CBS has a variable disease course. It can either spontaneously disappear after days or continue for months. Patient 1 experienced extremely colorful and vivid moving hallucinations that reappeared over a 9-month period whereas patient 2 experienced static hallucinations that completely disappeared seven days after the first hallucination. Patient 1 received olanzapine, which was effective. In patient 2, the visual hallucinations spontaneously subsided, and the patient had more extensive lesions than patient 1. It has been postulated that the extent of damage in the occipital, parietal, or temporal lesions is less decisive than the extent of neural activation resulting from the lesion [8]. However, there have been no reports on the correlation between lesion size and the duration of visual hallucinations. Our cases show that lesion size and duration of visual hallucinations are inconsistent. In conclusion, our cases suggest that the clinical course of Charles Bonnet syndrome is variable irrespective of cortical lesion size, although this must be confirmed with more patients in the future.
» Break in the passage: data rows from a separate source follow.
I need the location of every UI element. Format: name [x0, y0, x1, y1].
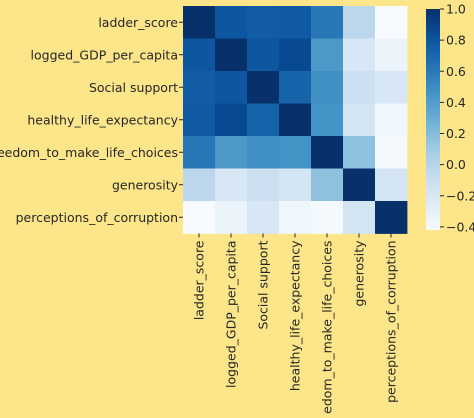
heatmap-cell [183, 103, 216, 137]
row-label: healthy_life_expectancy [27, 112, 178, 127]
heatmap-cell [343, 201, 376, 234]
colorbar-tick-label: 0.2 [446, 126, 466, 141]
heatmap-cell [375, 136, 408, 169]
row-labels: ladder_score logged_GDP_per_capita Social … [0, 15, 183, 225]
heatmap-cell [279, 201, 312, 234]
heatmap-cell [183, 136, 216, 169]
column-label: logged_GDP_per_capita [224, 241, 239, 388]
heatmap-cell [247, 38, 280, 72]
row-label: Social support [89, 80, 178, 95]
heatmap-cell [215, 103, 248, 137]
heatmap-cell [183, 38, 216, 72]
heatmap-cell [343, 71, 376, 104]
colorbar-gradient [426, 9, 440, 230]
heatmap-cell [375, 6, 408, 39]
colorbar-tick-label: −0.4 [446, 219, 474, 234]
column-label: Social support [256, 240, 271, 329]
column-label: freedom_to_make_life_choices [320, 241, 335, 415]
row-label: ladder_score [98, 15, 178, 30]
heatmap-cell [247, 201, 280, 234]
heatmap-cell [247, 6, 280, 39]
column-label: ladder_score [192, 240, 207, 320]
heatmap-cell [247, 168, 280, 202]
heatmap-cell [215, 71, 248, 104]
heatmap-cell [311, 136, 344, 169]
colorbar: 1.0 0.8 0.6 0.4 0.2 0.0 −0.2 −0.4 [426, 2, 474, 234]
heatmap-cell [311, 168, 344, 202]
row-label: generosity [112, 177, 179, 192]
colorbar-tick-label: 0.4 [446, 95, 466, 110]
heatmap-cell [279, 103, 312, 137]
heatmap-cell [247, 71, 280, 104]
colorbar-tick-label: 0.0 [446, 157, 466, 172]
colorbar-tick-label: 0.6 [446, 64, 466, 79]
heatmap-cell [183, 168, 216, 202]
heatmap-cell [343, 6, 376, 39]
heatmap-cell [375, 201, 408, 234]
heatmap-cell [279, 38, 312, 72]
heatmap-cell [279, 168, 312, 202]
heatmap-cell [215, 136, 248, 169]
heatmap-cell [375, 168, 408, 202]
column-label: perceptions_of_corruption [384, 241, 399, 403]
heatmap-cell [279, 136, 312, 169]
heatmap-cell [183, 201, 216, 234]
heatmap-cell [311, 103, 344, 137]
colorbar-tick-label: −0.2 [446, 188, 474, 203]
column-label: healthy_life_expectancy [288, 240, 303, 391]
heatmap-cell [279, 71, 312, 104]
heatmap-cell [311, 38, 344, 72]
heatmap-cell [343, 103, 376, 137]
heatmap-cell [215, 38, 248, 72]
heatmap-cell [247, 103, 280, 137]
heatmap-cell [183, 71, 216, 104]
heatmap-cells [183, 6, 408, 234]
row-label: perceptions_of_corruption [16, 210, 178, 225]
heatmap-cell [343, 38, 376, 72]
colorbar-tick-label: 0.8 [446, 33, 466, 48]
heatmap-cell [375, 103, 408, 137]
heatmap-cell [215, 6, 248, 39]
heatmap-cell [311, 6, 344, 39]
heatmap-cell [215, 201, 248, 234]
heatmap-cell [343, 168, 376, 202]
heatmap-cell [215, 168, 248, 202]
heatmap-cell [375, 38, 408, 72]
heatmap-cell [247, 136, 280, 169]
row-label: logged_GDP_per_capita [31, 47, 178, 62]
heatmap-cell [311, 201, 344, 234]
column-labels: ladder_score logged_GDP_per_capita Social … [192, 233, 399, 418]
heatmap-cell [279, 6, 312, 39]
row-label: freedom_to_make_life_choices [0, 145, 178, 160]
heatmap-cell [375, 71, 408, 104]
heatmap-cell [183, 6, 216, 39]
heatmap-cell [343, 136, 376, 169]
column-label: generosity [352, 240, 367, 307]
heatmap-cell [311, 71, 344, 104]
colorbar-tick-label: 1.0 [446, 2, 466, 17]
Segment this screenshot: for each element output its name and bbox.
This work is attributed to and was solely supported by the Department of Neurology, Jeju National University Hospital, Jeju, Korea.


Conflicts of Interest
No potential conflict of interest relevant to this article was reported.

Fig. 1.
(A) Goldmann perimetry of patient 1 showing complete left hemianopsia with homonymous right inferior partial quadrantic defect adjacent to the vertical meridian. (B) fluid-attenuated inversion recovery image of patient 1 showed old infarction in the right occipital lobe.
Fig. 2.
(A) Humphrey perimetry of patient 2 showing right congruent homonymous hemianopsia. (B) Initial diffusion and fluid-attenuated inversion recovery image of patient 2 showed the hemorrhagic transformation of acute ischemic lesions in bilateral occipital lobes.